Ainsi celle qui a vu le temple Vat Phou s’élever au XIe siècle sur la montagne Khaia, en honneur du linga naturel, phallus de Çiva, qui la domine du haut de ses quinze mètres de long. Angkor, érigé 500 ans plus tard, à 230 kilomètres au sud, ne bénéficiait pas d’un site aussi évocateur. Alors ses bâtisseurs Khmers, descendants de ceux-ci, ont copié, pierre par pierre, cette montagne et son phallus géant. Ils chantent et crient à la fois, comme une mauvaise musique crachée à tue-tête par un vieux phonographe. Devant le temple de Ban Hua Khong, sur l’île de Khong, un étrange cortège s’avance. Une procession d’homme et de femmes, magistralement déguisés en prostituées, qui ressemblent à s’y méprendre à des touristes occidentales. Du genre de celles que je n’aime pas croiser en ces prudes contrées. Jupes mini ou short ras des fesses, débardeur échancré, lunette noires sur visage plâtré, œil arrondi par le fard, lèvres rubis : l’image même pour le Laotien de la femme de mauvaise vie. Et tout ce petit peuple s’avance en dansant et en ondulant, à grand renfort de déhanchements et de coups de cul sans équivoque. Les hommes brandissent d’immenses phallus en bois fort suggestifs, pour les glisser entre les cuisses des filles hilares. Le tout dominé, porté sur des palanquins, par des statues animées mimant l’acte sexuel dans les positions les plus osées du Kama Sutra avec un réalisme indiscutable. Longeant le Mékong, ils s’arrêtent maintenant de maison en maison pour avaler cul sec des lampées de lao-lao. Indifférent à la cagnasse, dans les nuées de poussière, les vapeurs d’alcool, les odeurs de sueur rance, le cortège en délire s’enfle et se gonfle comme de la houle escorté des gosses, des moines et des vieilles édentées l’air faussement non concernés. Criant des poèmes et des chansons érotiques dont l’écho se perd au-delà du fleuve.

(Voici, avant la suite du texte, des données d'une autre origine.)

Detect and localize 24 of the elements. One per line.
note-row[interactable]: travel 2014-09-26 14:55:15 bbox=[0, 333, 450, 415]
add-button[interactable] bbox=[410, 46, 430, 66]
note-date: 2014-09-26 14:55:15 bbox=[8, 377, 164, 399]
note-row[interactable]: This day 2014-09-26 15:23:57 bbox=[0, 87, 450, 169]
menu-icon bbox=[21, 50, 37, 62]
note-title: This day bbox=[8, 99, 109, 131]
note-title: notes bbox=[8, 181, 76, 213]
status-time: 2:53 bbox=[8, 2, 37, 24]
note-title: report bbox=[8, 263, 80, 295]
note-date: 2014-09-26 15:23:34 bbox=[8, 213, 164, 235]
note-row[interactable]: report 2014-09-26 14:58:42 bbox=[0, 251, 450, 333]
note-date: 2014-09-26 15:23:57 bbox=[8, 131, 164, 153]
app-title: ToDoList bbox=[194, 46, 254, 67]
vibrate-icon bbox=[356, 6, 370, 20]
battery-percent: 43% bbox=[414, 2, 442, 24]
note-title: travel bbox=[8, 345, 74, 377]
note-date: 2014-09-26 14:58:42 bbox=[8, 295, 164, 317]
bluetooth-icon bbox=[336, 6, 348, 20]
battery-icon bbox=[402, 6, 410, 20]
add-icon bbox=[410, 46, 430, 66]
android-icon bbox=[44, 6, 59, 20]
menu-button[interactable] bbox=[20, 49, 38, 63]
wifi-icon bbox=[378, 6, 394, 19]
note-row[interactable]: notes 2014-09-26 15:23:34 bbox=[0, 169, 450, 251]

Ces bacchanales à l’orientale ne sont pas gratuites, comme nombre de nos fêtes. Le but ici est d’outrager les dieux, afin qu’ils pleurent de colère et déclenchent la mousson tant attendue. Le soleil au zénith donne le signal du tir des fusées, des bambous harnachés d’énormes charges de poudre, qui doivent percer les nuages. Puis le silence retombe, pesant comme la chaleur. Et tous d’un même élan plongent dans le Mékong. Pour en ressortir, vêtements collés au corps, lavés de tous péchés. Et redevenir les Laotiens calmes, sereins, mesurés et pieux de tous les jours.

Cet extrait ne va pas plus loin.